De: Fernando Vasconcelos
Caro Gerbase. Faz tempo que não escrevo pra tua coluna, mas é que concordo com o fulano que reclamou dos filmes que você tem analisado ultimamente. É o portal Terra que te cobra comentar sobre filmes mais populares? Eu acho que o perfil de quem te escreve é bem específico: gente que realmente gosta de cinema e não está muito interessado no último filme da Madonna ou no recorde de bilheteria da semana nos EUA. Pra esse público, já existe o UOL e o IG, né? Portanto, não é nada animador enviar comentários sobre bobagens como A Cela, U-571, Todo Mundo Em Pânico ou Regras do Jogo. Pra comentar o quê? Sem preconceito, pois como cinéfilo também assisto a todo tipo de filme. Mas os filmes que provocam troca de opinião interessante não são esses aí não...

Por exemplo, gostaria da tua opinião sobre o novo filme dos irmãos Cohen, que foi recebido com equivocada (na minha opinião!) frieza pela crítica e público. E estou louco pra ver o debate com os leitores sobre o teu filme Tolerância. Ou ainda, levando em conta que tu foi (ou é?) vocalista do Replicantes: tu não vai comentar o Alta Fidelidade? Aqui em Recife ainda não está passando... E como pernambucano, estou curioso pra saber o que tu achou do documentário Rap do Pequeno Príncipe... Tu viu?
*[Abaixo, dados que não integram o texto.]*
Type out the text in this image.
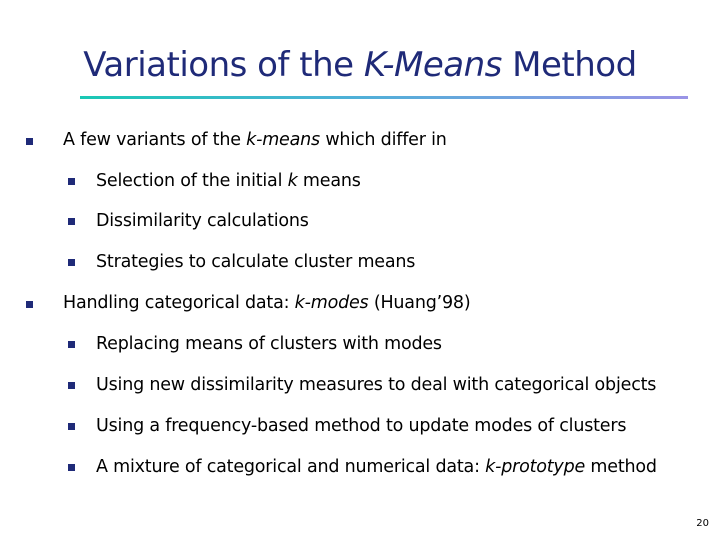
Variations of the K-Means Method
A few variants of the k-means which differ in
Selection of the initial k means
Dissimilarity calculations
Strategies to calculate cluster means
Handling categorical data: k-modes (Huang’98)
Replacing means of clusters with modes
Using new dissimilarity measures to deal with categorical objects
Using a frequency-based method to update modes of clusters
A mixture of categorical and numerical data: k-prototype method
20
Voltamos ao fulano que é cinéfilo, informado e com saudável capacidade crítica para contestar até clássicos intocáveis como Rastros de Ódio, eu discordo completamente dele! (Rastros... está na minha lista dos 10 mais, junto com outros filmes "americanos e reacionários" como A Felicidade Não Se Compra, de Frank Capra). Só a cena final, com o John Wayne enquadrado na penumbra da casa com a paisagem do deserto ao fundo, é uma das mais belas traduções visuais da solidão humana que eu já vi no cinema e vale mais do que a filmografia inteirinha de um Steven Spielberg (esse sim, um reacionário de primeira!)
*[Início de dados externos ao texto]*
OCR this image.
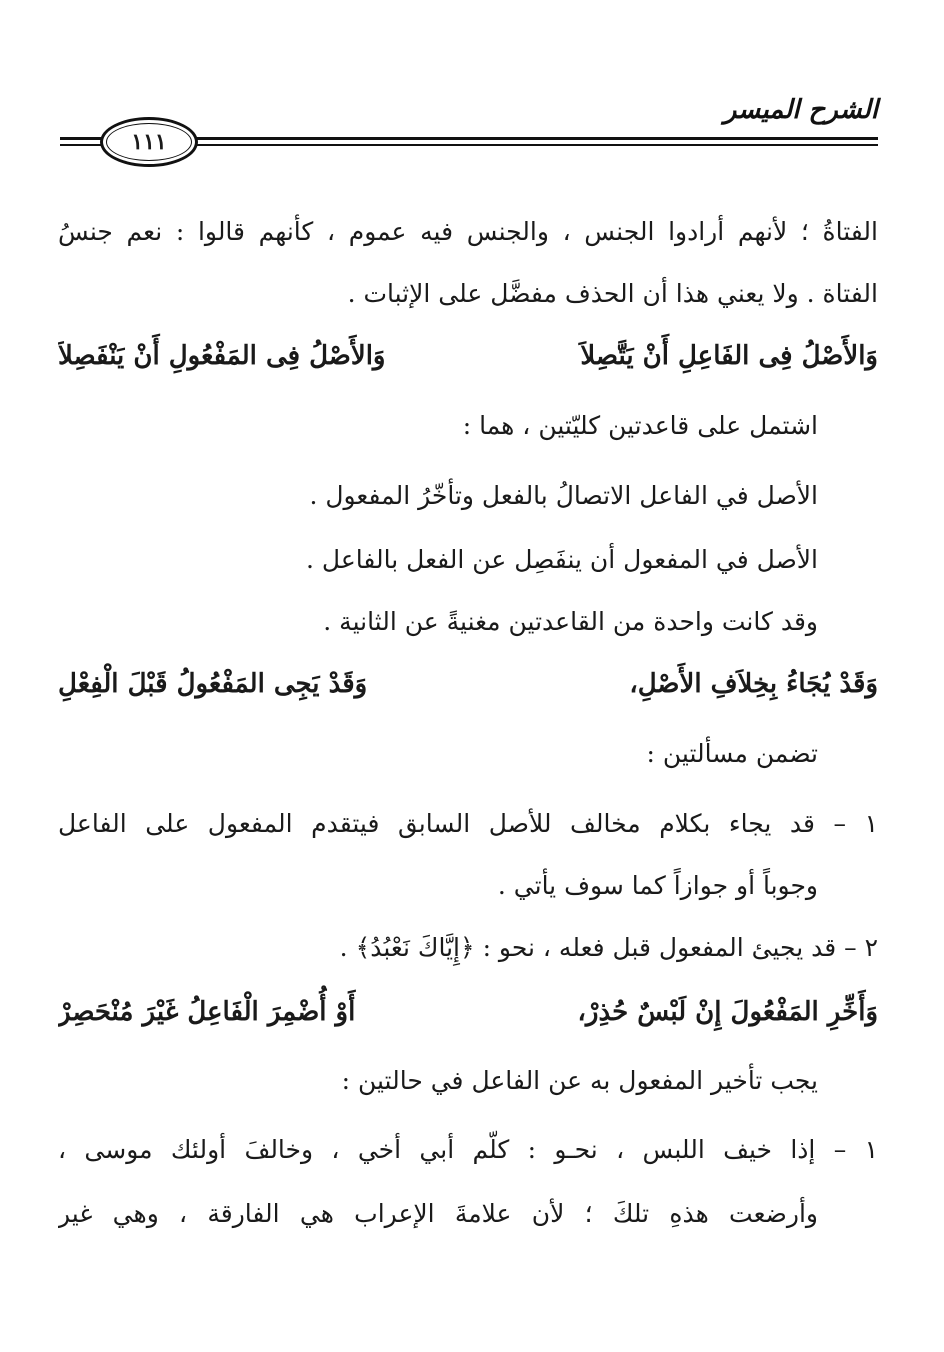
الشرح الميسر
١١١
الفتاةُ ؛ لأنهم أرادوا الجنس ، والجنس فيه عموم ، كأنهم قالوا : نعم جنسُ
الفتاة . ولا يعني هذا أن الحذف مفضَّل على الإثبات .
وَالأَصْلُ فِى الفَاعِلِ أَنْ يَتَّصِلاَ
وَالأَصْلُ فِى المَفْعُولِ أَنْ يَنْفَصِلاَ
اشتمل على قاعدتين كليّتين ، هما :
الأصل في الفاعل الاتصالُ بالفعل وتأخّرُ المفعول .
الأصل في المفعول أن ينفَصِل عن الفعل بالفاعل .
وقد كانت واحدة من القاعدتين مغنيةً عن الثانية .
وَقَدْ يُجَاءُ بِخِلاَفِ الأَصْلِ،
وَقَدْ يَجِى المَفْعُولُ قَبْلَ الْفِعْلِ
تضمن مسألتين :
١ – قد يجاء بكلام مخالف للأصل السابق فيتقدم المفعول على الفاعل
وجوباً أو جوازاً كما سوف يأتي .
٢ – قد يجيئ المفعول قبل فعله ، نحو : ﴿إِيَّاكَ نَعْبُدُ﴾ .
وَأَخِّرِ المَفْعُولَ إِنْ لَبْسٌ حُذِرْ،
أَوْ أُضْمِرَ الْفَاعِلُ غَيْرَ مُنْحَصِرْ
يجب تأخير المفعول به عن الفاعل في حالتين :
١ – إذا خيف اللبس ، نحـو : كلّم أبي أخي ، وخالفَ أولئك موسى ،
وأرضعت هذهِ تلكَ ؛ لأن علامةَ الإعراب هي الفارقة ، وهي غير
Pra quem acha o John Ford um velho reaça, o cinema é maior que esses julgamentos. Por exemplo, como não reconhecer a genialidade e vanguarda estética da diretora nazista Leni Riefensthal nos filmes ideologicamente perigosos que ela fez celebrando a superioridade da raça ariana? É dificil, mas temos que admitir que, até entre os nazistas, também viviam (poucos) seres inteligentes!

Deixo aqui bem claro que são leitores e opiniões como as dele que me animam a sentar no computador e participar com animação da tua coluna. Pra terminar, não vi o Endiabrado. Cinema está muito caro pra assistir essas besteiras... Verei quando sair em vídeo (pelo menos, é mais barato!) Por que o cinema americano tem tanta dificuldade em fazer diversão simples e eficiente como o maravilhoso X-MEN? Por que pra cada Matrix a gente tem que agüentar uns 28 Missão Impossível 2?

De: Gerbase
Caro Fernando, já expliquei algumas vezes que tenho total liberdade aqui no Terra para escolher os filmes e depois escrever sobre eles, sem qualquer pressão editorial ou comercial. Gosto disso. Assim, tento manter um certo equilíbrio entre os filmes "de arte" e os "comerciais", notando sempre que estas categorias muitas vezes se interpenetram. Por exemplo: você chama X-Men de maravilhoso e elogia Matrix, mas estes dois títulos não são tremendamente "comerciais"? Tento escolher sem preconceitos, muitas vezes dando um tiro na lua. Não me arrependo. Viva Hollywood, viva o cinema da Macedônia e da Angola (existe?; deveria existir), viva o cinema marginal, experimental, demencial. Viva Coppola e viva Reichembach. Além disso, se eu ficasse apenas nos filmes "cabeça", poderia acontecer mais vezes o que aconteceu nesta semana: nem uma mísera carta comentando o Cinco Sentidos. E aí eu perderia o diálogo com vocês.

De: Simeão
Na seção de respostas do filme A Cela, teve um cara que resolveu falar sobre o Rastros de Ódio, quando disse que não entendia como esse filme poderia ser chamado de "clássico". Se você for responder a ele, pode refletir sobre algumas considerações que eu gostaria de te fazer, pois, se há um filme que pode ser chamado de clássico para mim é Rastros de ódio.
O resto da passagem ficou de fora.